According to some familiar with the membership roster, DreamWorks may employ more than one-third and possibly as much as 40 percent of ASIFA membership. (ASIFA-Hollywood president Antran Manoogian would not confirm those figures.)
The shocker that may have broken the mouse's back: two years ago, DreamWorks' "Kung Fu Panda" won 10 Annie Awards while Pixar's "WALL-E" – the consensus choice as one of the finest movies of the year – was completely shut out.
The Disney/Pixar decision to withdraw came after ASIFA had made several changes in the voting process to accommodate Disney's concerns. According to Manoogian, voting is now limited to professionals who are approved by a special committee.
But Disney and Pixar, Manoogian told TheWrap, "felt that the moves we were making weren't enough for them to continue to support the event."

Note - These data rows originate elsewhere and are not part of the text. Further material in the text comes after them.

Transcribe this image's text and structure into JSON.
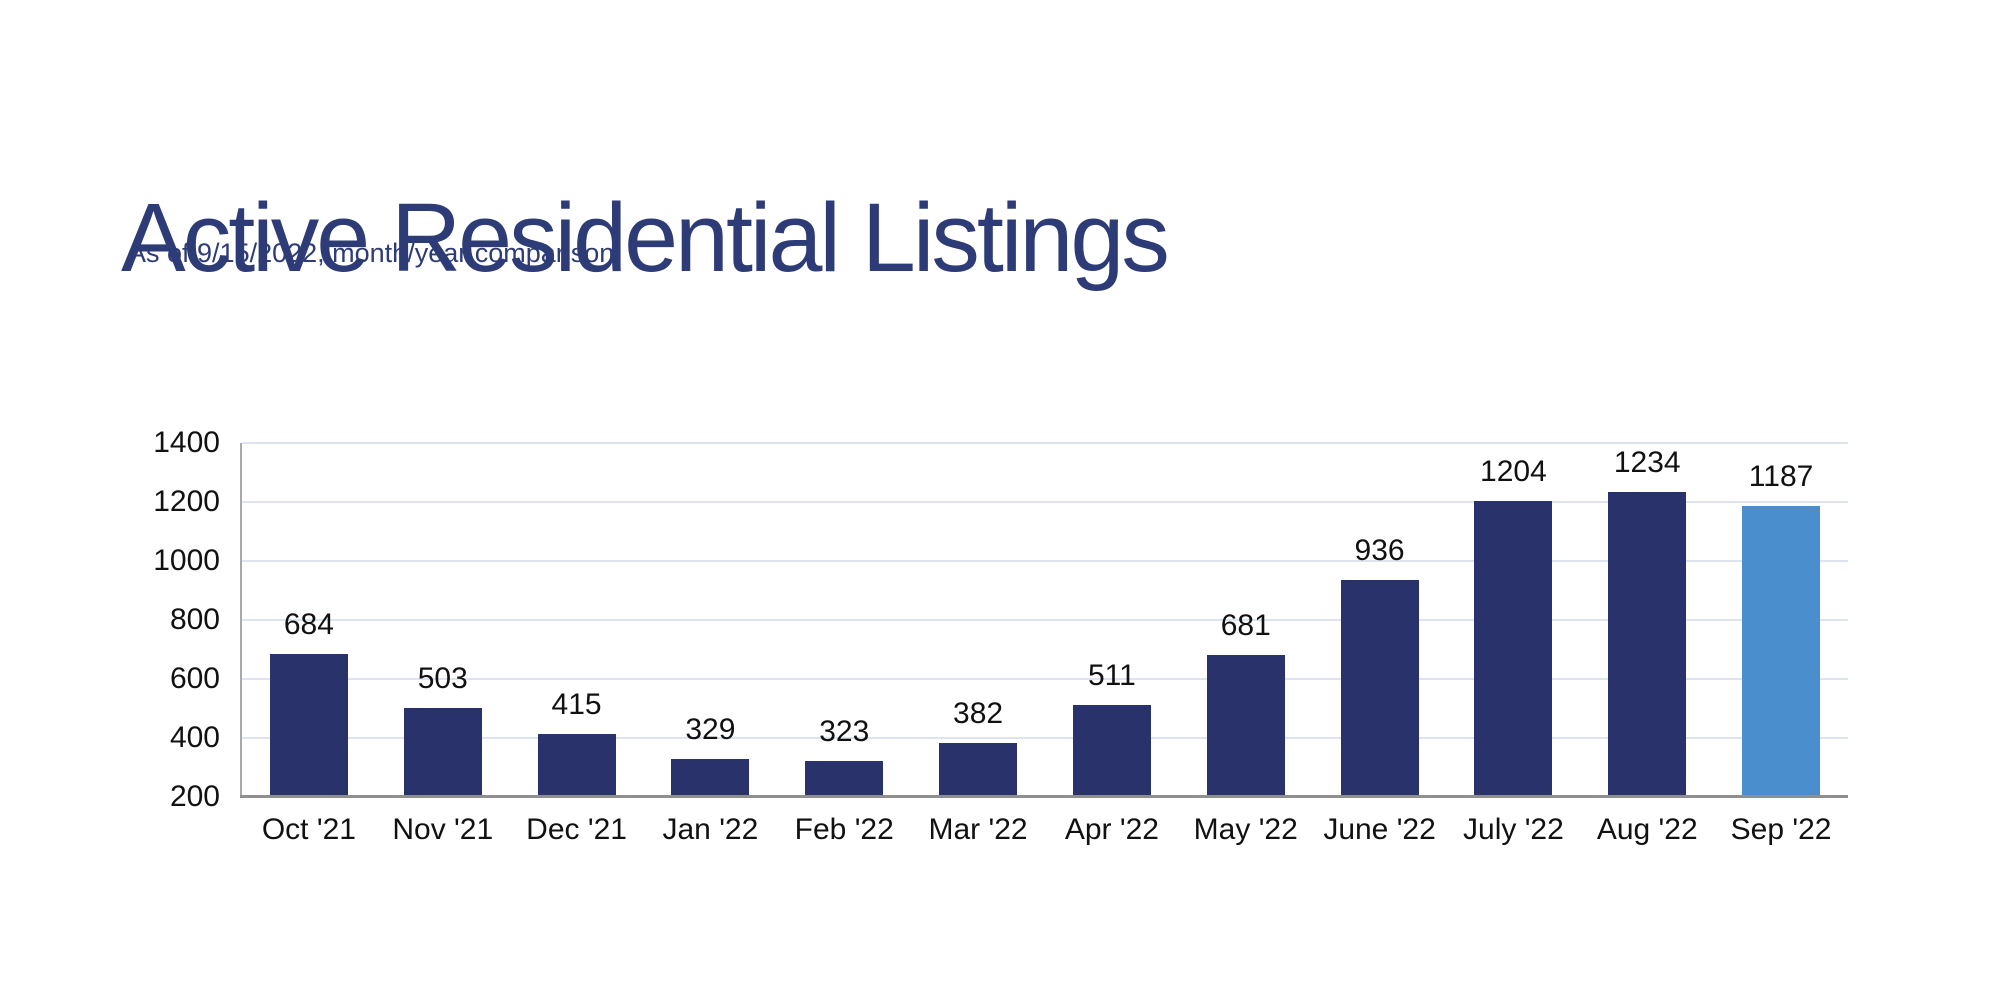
{
  "header": {
    "title": "Active Residential Listings",
    "subtitle": "As of 9/15/2022, month/year comparison",
    "title_color": "#2d3b76"
  },
  "chart_data": {
    "type": "bar",
    "title": "Active Residential Listings",
    "subtitle": "As of 9/15/2022, month/year comparison",
    "categories": [
      "Oct '21",
      "Nov '21",
      "Dec '21",
      "Jan '22",
      "Feb '22",
      "Mar '22",
      "Apr '22",
      "May '22",
      "June '22",
      "July '22",
      "Aug '22",
      "Sep '22"
    ],
    "values": [
      684,
      503,
      415,
      329,
      323,
      382,
      511,
      681,
      936,
      1204,
      1234,
      1187
    ],
    "data_labels": [
      "684",
      "503",
      "415",
      "329",
      "323",
      "382",
      "511",
      "681",
      "936",
      "1204",
      "1234",
      "1187"
    ],
    "xlabel": "",
    "ylabel": "",
    "ylim": [
      200,
      1400
    ],
    "yticks": [
      200,
      400,
      600,
      800,
      1000,
      1200,
      1400
    ],
    "grid": true,
    "legend": false,
    "highlight_index": 11,
    "colors": {
      "bar": "#29326b",
      "highlight": "#4a8ecd",
      "gridline": "#dde4ef",
      "y_axis_line": "#a9a9a9",
      "x_axis_line": "#8f8f8f",
      "label_text": "#111111"
    }
  }
}
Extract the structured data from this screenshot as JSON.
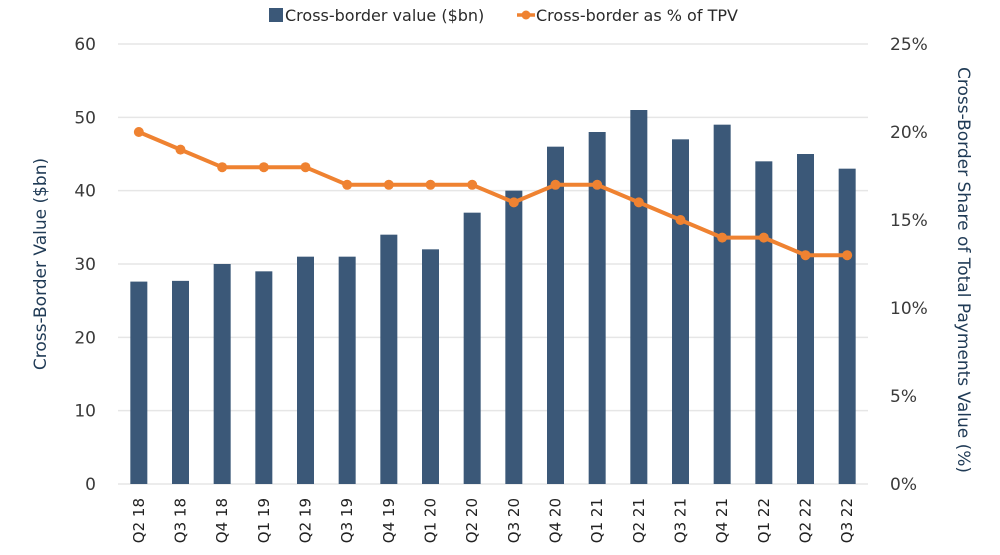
{
  "chart_data": {
    "type": "bar",
    "title": "",
    "categories": [
      "Q2 18",
      "Q3 18",
      "Q4 18",
      "Q1 19",
      "Q2 19",
      "Q3 19",
      "Q4 19",
      "Q1 20",
      "Q2 20",
      "Q3 20",
      "Q4 20",
      "Q1 21",
      "Q2 21",
      "Q3 21",
      "Q4 21",
      "Q1 22",
      "Q2 22",
      "Q3 22"
    ],
    "series": [
      {
        "name": "Cross-border value ($bn)",
        "type": "bar",
        "axis": "left",
        "color": "#3b5878",
        "values": [
          27.6,
          27.7,
          30,
          29,
          31,
          31,
          34,
          32,
          37,
          40,
          46,
          48,
          51,
          47,
          49,
          44,
          45,
          43
        ]
      },
      {
        "name": "Cross-border as % of TPV",
        "type": "line",
        "axis": "right",
        "color": "#ef8231",
        "values": [
          20,
          19,
          18,
          18,
          18,
          17,
          17,
          17,
          17,
          16,
          17,
          17,
          16,
          15,
          14,
          14,
          13,
          13
        ]
      }
    ],
    "xlabel": "",
    "ylabel": "Cross-Border Value ($bn)",
    "y2label": "Cross-Border Share of Total Payments Value (%)",
    "ylim": [
      0,
      60
    ],
    "y2lim": [
      0,
      25
    ],
    "yticks": [
      "0",
      "10",
      "20",
      "30",
      "40",
      "50",
      "60"
    ],
    "ytick_values": [
      0,
      10,
      20,
      30,
      40,
      50,
      60
    ],
    "y2ticks": [
      "0%",
      "5%",
      "10%",
      "15%",
      "20%",
      "25%"
    ],
    "y2tick_values": [
      0,
      5,
      10,
      15,
      20,
      25
    ],
    "grid": true,
    "legend_position": "top-center"
  }
}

The companies declined to submit any films to ASIFA for consideration this year, though the nominating committees were able to add any films they deemed worthy.
"Toy Story 3," the best-reviewed animated feature of the year and the top-grossing animated film of all time, received nominations for Best Animated Feature, Best Director and Best Screenplay, but nothing in any individual achievement categories.
DreamWorks' "How to Train Your Dragon" (photo above), meanwhile, received 15 separate nominations. Overall, DreamWorks received 39 nominations to Pixar's four, and to three for Disney's non-Pixar work, including "Tangled."
Those stats should mean that it'll come as no surprise if "Dragon" walks off with most of the hardware on Saturday night at UCLA's Royce Hall – but if it does, it'd be silly to think it's on a roll that would affect its Oscar chances.
And if it doesn't win — if, somehow, the voters go for "Toy Story" the way they went for "Up" last year, even though none of the "TS" folks will be there to accept — then "Dragon" will have have to face reality ASAP.
The bottom line: both "The Social Network" and "How to Train Your Dragon" will probably have reason to celebrate on Saturday night. But they shouldn’t convince themselves that it means much come Sunday morning.